I have the following producer pattern where I obtain data from a source, place it in queue, then consume it and write it to a CSV file. However, the program seems to end early because my tasks are all marked as done before they are actually wrote.
My hunch is because it is due to the fact I am yielding data from the queue so the queue sees that it is finished before the items that are being yielded get processed.
How can I ensure that my queue items are all consumed before ending the program? For example in the following program if ran, the final tag in my list is not finished writing before program exits.
import asyncio
import random
import aiocsv
import aiofiles
from pathlib import Path
# puts random data in a queue with a tag
async def produce(tag: str, q: asyncio.Queue) -> None:
data: float = random.random()
await q.put({
"tag": tag,
"data": data
})
async def read_items(q: asyncio.Queue) -> dict:
# generate from queue
while True:
item = await q.get()
print(f"retrieved item: {item}")
q.task_done()
yield item
# consumes from queue and writes to CSV
async def consume(q: asyncio.Queue, base_dir: Path) -> str:
async for item in read_items(q):
file: str = await write_csv(item, base_dir)
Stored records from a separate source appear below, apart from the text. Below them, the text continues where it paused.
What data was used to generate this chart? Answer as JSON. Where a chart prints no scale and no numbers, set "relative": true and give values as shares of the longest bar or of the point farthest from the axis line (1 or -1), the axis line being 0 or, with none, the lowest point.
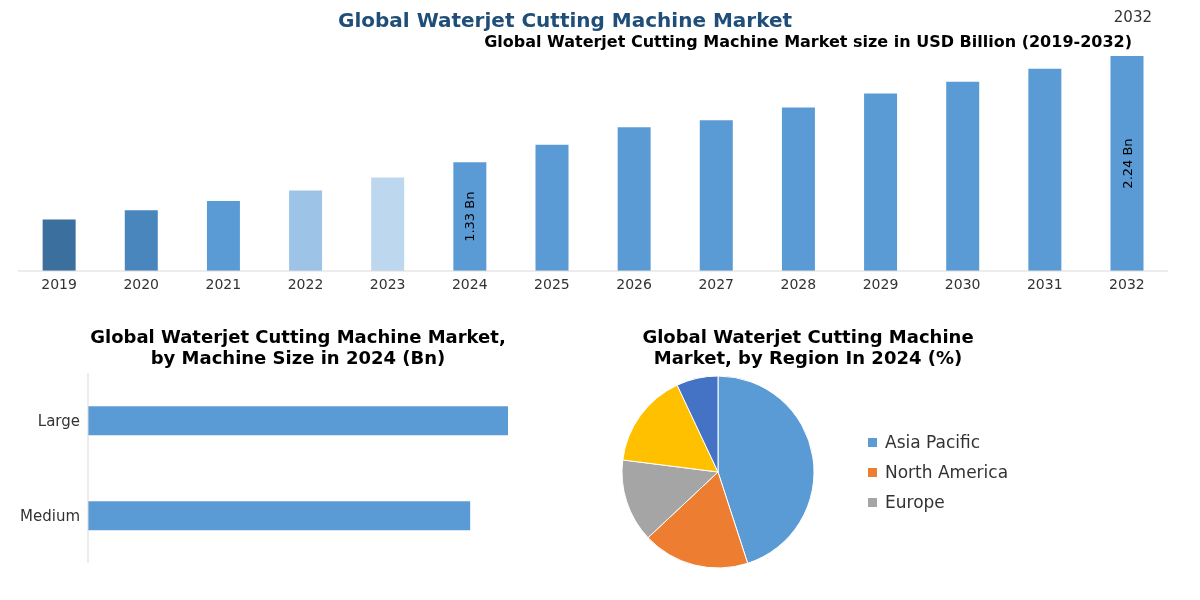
{
  "chart_data": [
    {
      "type": "bar",
      "title": "Global Waterjet Cutting Machine Market size in USD Billion (2019-2032)",
      "annotations": [
        "Global Waterjet Cutting Machine Market",
        "2032"
      ],
      "ylim": [
        0.4,
        2.24
      ],
      "tick_labels": "x",
      "categories": [
        "2019",
        "2020",
        "2021",
        "2022",
        "2023",
        "2024",
        "2025",
        "2026",
        "2027",
        "2028",
        "2029",
        "2030",
        "2031",
        "2032"
      ],
      "values": [
        0.84,
        0.92,
        1.0,
        1.09,
        1.2,
        1.33,
        1.48,
        1.63,
        1.69,
        1.8,
        1.92,
        2.02,
        2.13,
        2.24
      ],
      "colors": [
        "#3a6f9e",
        "#4a86be",
        "#5b9bd5",
        "#9dc3e6",
        "#bdd7ee",
        "#5b9bd5",
        "#5b9bd5",
        "#5b9bd5",
        "#5b9bd5",
        "#5b9bd5",
        "#5b9bd5",
        "#5b9bd5",
        "#5b9bd5",
        "#5b9bd5"
      ],
      "value_labels": [
        null,
        null,
        null,
        null,
        null,
        "1.33 Bn",
        null,
        null,
        null,
        null,
        null,
        null,
        null,
        "2.24 Bn"
      ]
    },
    {
      "type": "bar",
      "orientation": "horizontal",
      "title": "Global Waterjet Cutting Machine Market, by Machine Size in 2024 (Bn)",
      "relative": true,
      "categories": [
        "Large",
        "Medium"
      ],
      "values": [
        1,
        0.91
      ],
      "color": "#5b9bd5"
    },
    {
      "type": "pie",
      "title": "Global Waterjet Cutting Machine Market, by Region In 2024 (%)",
      "legend": "right",
      "categories": [
        "Asia Pacific",
        "North America",
        "Europe",
        null,
        null
      ],
      "values": [
        45,
        18,
        14,
        16,
        7
      ],
      "colors": [
        "#5b9bd5",
        "#ed7d31",
        "#a5a5a5",
        "#ffc000",
        "#4472c4"
      ]
    }
  ]
}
print(f"wrote to file: {file}")
async def write_csv(item: dict, base_dir: Path) -> str:
# file path to write data to for
file_path: str = base_dir.joinpath(str(item["tag"])+".csv")
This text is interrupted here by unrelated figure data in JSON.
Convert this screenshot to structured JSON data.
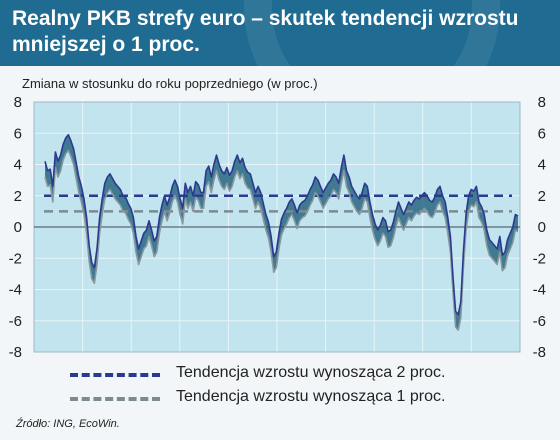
{
  "header": {
    "title": "Realny PKB strefy euro – skutek tendencji wzrostu mniejszej o 1 proc."
  },
  "chart_data": {
    "type": "area",
    "title": "Realny PKB strefy euro – skutek tendencji wzrostu mniejszej o 1 proc.",
    "subtitle": "Zmiana w stosunku do roku poprzedniego (w proc.)",
    "ylim": [
      -8,
      8
    ],
    "yticks": [
      8,
      6,
      4,
      2,
      0,
      -2,
      -4,
      -6,
      -8
    ],
    "grid": true,
    "series": [
      {
        "name": "",
        "values": [
          4.2,
          3.6,
          3.7,
          2.6,
          4.8,
          4.2,
          4.6,
          5.3,
          5.7,
          5.9,
          5.5,
          5.0,
          4.1,
          3.2,
          2.6,
          1.8,
          0.6,
          -1.2,
          -2.3,
          -2.6,
          -1.4,
          0.6,
          1.8,
          2.8,
          3.2,
          3.4,
          3.1,
          2.8,
          2.6,
          2.4,
          2.0,
          1.9,
          1.5,
          1.2,
          0.6,
          -0.6,
          -1.4,
          -0.9,
          -0.4,
          -0.2,
          0.4,
          -0.2,
          -0.9,
          -0.6,
          0.6,
          1.4,
          2.0,
          1.4,
          1.9,
          2.6,
          3.0,
          2.6,
          1.8,
          1.2,
          2.8,
          2.2,
          2.6,
          2.0,
          2.9,
          2.7,
          2.2,
          2.2,
          3.6,
          3.9,
          3.2,
          4.0,
          4.6,
          4.0,
          3.6,
          3.4,
          3.8,
          3.3,
          3.6,
          4.2,
          4.6,
          4.1,
          4.4,
          3.8,
          3.5,
          3.4,
          2.8,
          2.2,
          2.6,
          2.2,
          1.5,
          0.8,
          0.3,
          -0.6,
          -1.9,
          -1.6,
          -0.4,
          0.5,
          0.9,
          1.2,
          1.6,
          1.8,
          1.4,
          0.9,
          1.4,
          1.6,
          1.7,
          2.0,
          2.4,
          2.7,
          3.2,
          3.0,
          2.6,
          2.2,
          2.5,
          2.8,
          3.0,
          3.4,
          3.2,
          2.8,
          3.8,
          4.6,
          3.6,
          3.2,
          2.6,
          2.3,
          2.0,
          1.8,
          2.2,
          2.8,
          2.6,
          1.6,
          0.8,
          0.2,
          -0.2,
          0.1,
          0.6,
          0.4,
          -0.3,
          -0.2,
          0.3,
          1.0,
          1.6,
          1.2,
          0.8,
          1.2,
          1.6,
          1.4,
          1.7,
          1.9,
          1.8,
          2.0,
          2.2,
          2.0,
          1.7,
          1.6,
          1.9,
          2.4,
          2.6,
          2.0,
          1.6,
          0.6,
          -0.6,
          -3.2,
          -5.4,
          -5.6,
          -4.8,
          -1.6,
          0.8,
          2.0,
          2.4,
          2.3,
          2.6,
          1.6,
          1.3,
          0.8,
          -0.2,
          -0.8,
          -1.0,
          -1.2,
          -1.4,
          -0.6,
          -1.8,
          -1.6,
          -0.8,
          -0.4,
          0.0,
          0.8,
          0.7
        ]
      },
      {
        "name": "",
        "values": [
          3.2,
          2.6,
          2.7,
          1.6,
          3.8,
          3.2,
          3.6,
          4.3,
          4.7,
          4.9,
          4.5,
          4.0,
          3.1,
          2.2,
          1.6,
          0.8,
          -0.4,
          -2.2,
          -3.3,
          -3.6,
          -2.4,
          -0.4,
          0.8,
          1.8,
          2.2,
          2.4,
          2.1,
          1.8,
          1.6,
          1.4,
          1.0,
          0.9,
          0.5,
          0.2,
          -0.4,
          -1.6,
          -2.4,
          -1.9,
          -1.4,
          -1.2,
          -0.6,
          -1.2,
          -1.9,
          -1.6,
          -0.4,
          0.4,
          1.0,
          0.4,
          0.9,
          1.6,
          2.0,
          1.6,
          0.8,
          0.2,
          1.8,
          1.2,
          1.6,
          1.0,
          1.9,
          1.7,
          1.2,
          1.2,
          2.6,
          2.9,
          2.2,
          3.0,
          3.6,
          3.0,
          2.6,
          2.4,
          2.8,
          2.3,
          2.6,
          3.2,
          3.6,
          3.1,
          3.4,
          2.8,
          2.5,
          2.4,
          1.8,
          1.2,
          1.6,
          1.2,
          0.5,
          -0.2,
          -0.7,
          -1.6,
          -2.9,
          -2.6,
          -1.4,
          -0.5,
          -0.1,
          0.2,
          0.6,
          0.8,
          0.4,
          -0.1,
          0.4,
          0.6,
          0.7,
          1.0,
          1.4,
          1.7,
          2.2,
          2.0,
          1.6,
          1.2,
          1.5,
          1.8,
          2.0,
          2.4,
          2.2,
          1.8,
          2.8,
          3.6,
          2.6,
          2.2,
          1.6,
          1.3,
          1.0,
          0.8,
          1.2,
          1.8,
          1.6,
          0.6,
          -0.2,
          -0.8,
          -1.2,
          -0.9,
          -0.4,
          -0.6,
          -1.3,
          -1.2,
          -0.7,
          0.0,
          0.6,
          0.2,
          -0.2,
          0.2,
          0.6,
          0.4,
          0.7,
          0.9,
          0.8,
          1.0,
          1.2,
          1.0,
          0.7,
          0.6,
          0.9,
          1.4,
          1.6,
          1.0,
          0.6,
          -0.4,
          -1.6,
          -4.2,
          -6.4,
          -6.6,
          -5.8,
          -2.6,
          -0.2,
          1.0,
          1.4,
          1.3,
          1.6,
          0.6,
          0.3,
          -0.2,
          -1.2,
          -1.8,
          -2.0,
          -2.2,
          -2.4,
          -1.6,
          -2.8,
          -2.6,
          -1.8,
          -1.4,
          -1.0,
          -0.2,
          -0.3
        ]
      }
    ],
    "reference_lines": [
      {
        "value": 2,
        "label": "Tendencja wzrostu wynosząca 2 proc.",
        "color": "#2b3a8e"
      },
      {
        "value": 1,
        "label": "Tendencja wzrostu wynosząca 1 proc.",
        "color": "#7c8a92"
      }
    ],
    "colors": {
      "series1": "#2b3a8e",
      "series2": "#8a989e",
      "fill": "#1f5e7a",
      "plot_bg": "#c2e4ef",
      "header_bg": "#1f6b91"
    }
  },
  "legend": {
    "items": [
      {
        "label": "Tendencja wzrostu wynosząca 2 proc."
      },
      {
        "label": "Tendencja wzrostu wynosząca 1 proc."
      }
    ]
  },
  "source": "Źródło: ING, EcoWin."
}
print(f"writing to {file_path}")
async with aiofiles.open(file_path, mode="a+", newline='') as f:
w: aiocsv.AsyncWriter = aiocsv.AsyncWriter(f)
# write the core data
try:
await w.writerow([item["data"]])
except Exception as err:
print(err)
return file_path
# runs our end to end pattern
async def run() -> None:
q: asyncio.Queue = asyncio.Queue()
# finite list to simulate tags for production
tags: list[str] = [
"foo",
"bar",
"baz",
"foobington",
"barrington",
"bazzington"
]
# make directory we will write to if it does not yet exist
base_path: Path = Path("../data")
try:
base_path.mkdir(parents=True, exist_ok=True)
except Exception as err:
print(err)
# make producers
producers: list[asyncio.Task] = [
asyncio.create_task(produce(t, q))
for t in tags
]
# make a consumer to read data from queue and write to CSV
consumer = asyncio.create_task(consume(q, base_path))
# start producing
await asyncio.gather(*producers)
# wait for all tasks to be consumed from q
await q.join()
# cancel our consumer
consumer.cancel()
def main() -> None:
# boilerplate
asyncio.set_event_loop_policy(asyncio.WindowsSelectorEventLoopPolicy())
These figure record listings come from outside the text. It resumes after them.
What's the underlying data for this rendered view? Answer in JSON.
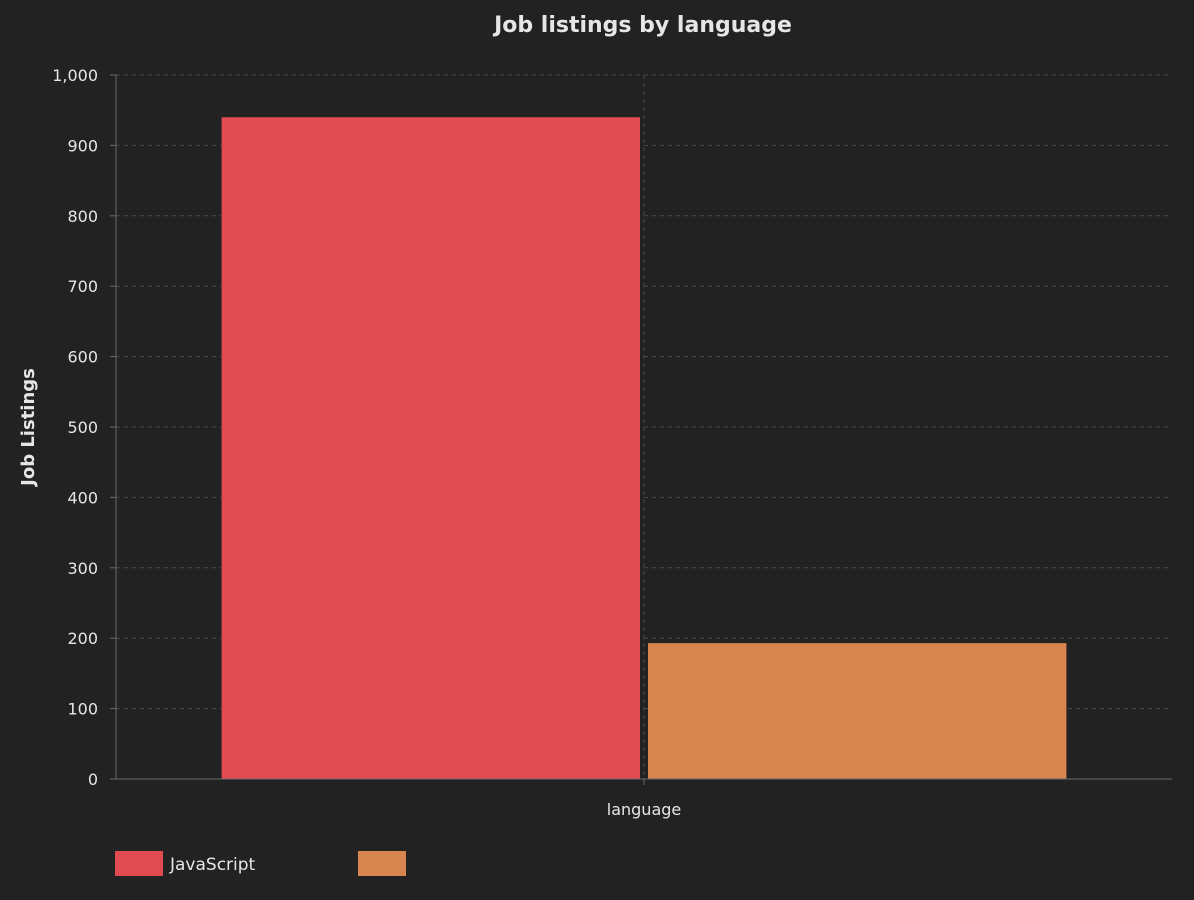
{
  "chart_data": {
    "type": "bar",
    "title": "Job listings by language",
    "xlabel": "",
    "ylabel": "Job Listings",
    "categories": [
      "language"
    ],
    "ylim": [
      0,
      1000
    ],
    "yticks": [
      0,
      100,
      200,
      300,
      400,
      500,
      600,
      700,
      800,
      900,
      1000
    ],
    "ytick_labels": [
      "0",
      "100",
      "200",
      "300",
      "400",
      "500",
      "600",
      "700",
      "800",
      "900",
      "1,000"
    ],
    "grid": true,
    "legend_position": "bottom-left",
    "series": [
      {
        "name": "JavaScript",
        "values": [
          940
        ],
        "color": "#e04b51"
      },
      {
        "name": "",
        "values": [
          193
        ],
        "color": "#d8854f"
      }
    ]
  }
}
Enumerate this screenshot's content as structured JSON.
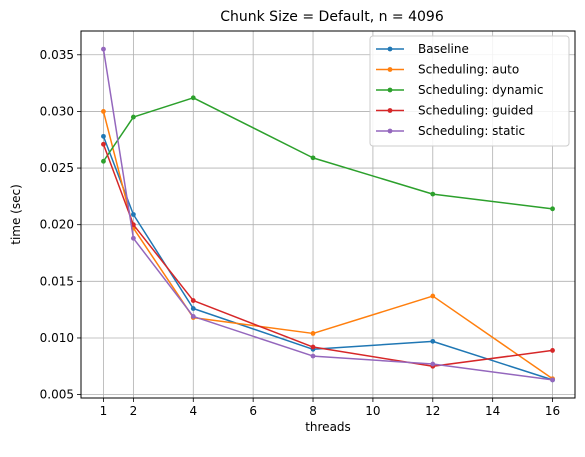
{
  "chart_data": {
    "type": "line",
    "title": "Chunk Size = Default, n = 4096",
    "xlabel": "threads",
    "ylabel": "time (sec)",
    "x": [
      1,
      2,
      4,
      8,
      12,
      16
    ],
    "xticks": [
      1,
      2,
      4,
      6,
      8,
      10,
      12,
      14,
      16
    ],
    "yticks": [
      0.005,
      0.01,
      0.015,
      0.02,
      0.025,
      0.03,
      0.035
    ],
    "ytick_labels": [
      "0.005",
      "0.010",
      "0.015",
      "0.020",
      "0.025",
      "0.030",
      "0.035"
    ],
    "xlim": [
      0.25,
      16.75
    ],
    "ylim": [
      0.0047,
      0.0371
    ],
    "grid": true,
    "legend_position": "top-right",
    "series": [
      {
        "name": "Baseline",
        "color": "#1f77b4",
        "values": [
          0.0278,
          0.0209,
          0.0126,
          0.009,
          0.0097,
          0.0063
        ]
      },
      {
        "name": "Scheduling: auto",
        "color": "#ff7f0e",
        "values": [
          0.03,
          0.0197,
          0.0118,
          0.0104,
          0.0137,
          0.0064
        ]
      },
      {
        "name": "Scheduling: dynamic",
        "color": "#2ca02c",
        "values": [
          0.0256,
          0.0295,
          0.0312,
          0.0259,
          0.0227,
          0.0214
        ]
      },
      {
        "name": "Scheduling: guided",
        "color": "#d62728",
        "values": [
          0.0271,
          0.02,
          0.0133,
          0.0092,
          0.0075,
          0.0089
        ]
      },
      {
        "name": "Scheduling: static",
        "color": "#9467bd",
        "values": [
          0.0355,
          0.0188,
          0.0119,
          0.0084,
          0.0077,
          0.0063
        ]
      }
    ]
  }
}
loop = asyncio.new_event_loop()
asyncio.set_event_loop(loop)
loop.run_until_complete(run())
if __name__ == "__main__":
main()
A useful pattern is to use a sentinel value to explicitly close the application. For example, a tag value of '' (empty string) indicates that there are no more items and the consumer can be closed.
Modify the tags list as follows:
tags: list[str] = [
"foo",
"bar",
"baz",
"foobington",
"barrington",
"bazzington",
''
]
Modify the consumer as follows:
async def read_items(q: asyncio.Queue) -> dict:
# generate from queue
while True:
item = await q.get()
print(f"retrieved item: {item}")
q.task_done()
if not item['tag']:
break # Quit when the sentinel is encountered
yield item
Then replace this line:
# cancel our consumer
consumer.cancel()
with:
await consumer
The program will not exit until the sentinel is processed and the consumer has shut down gracefully.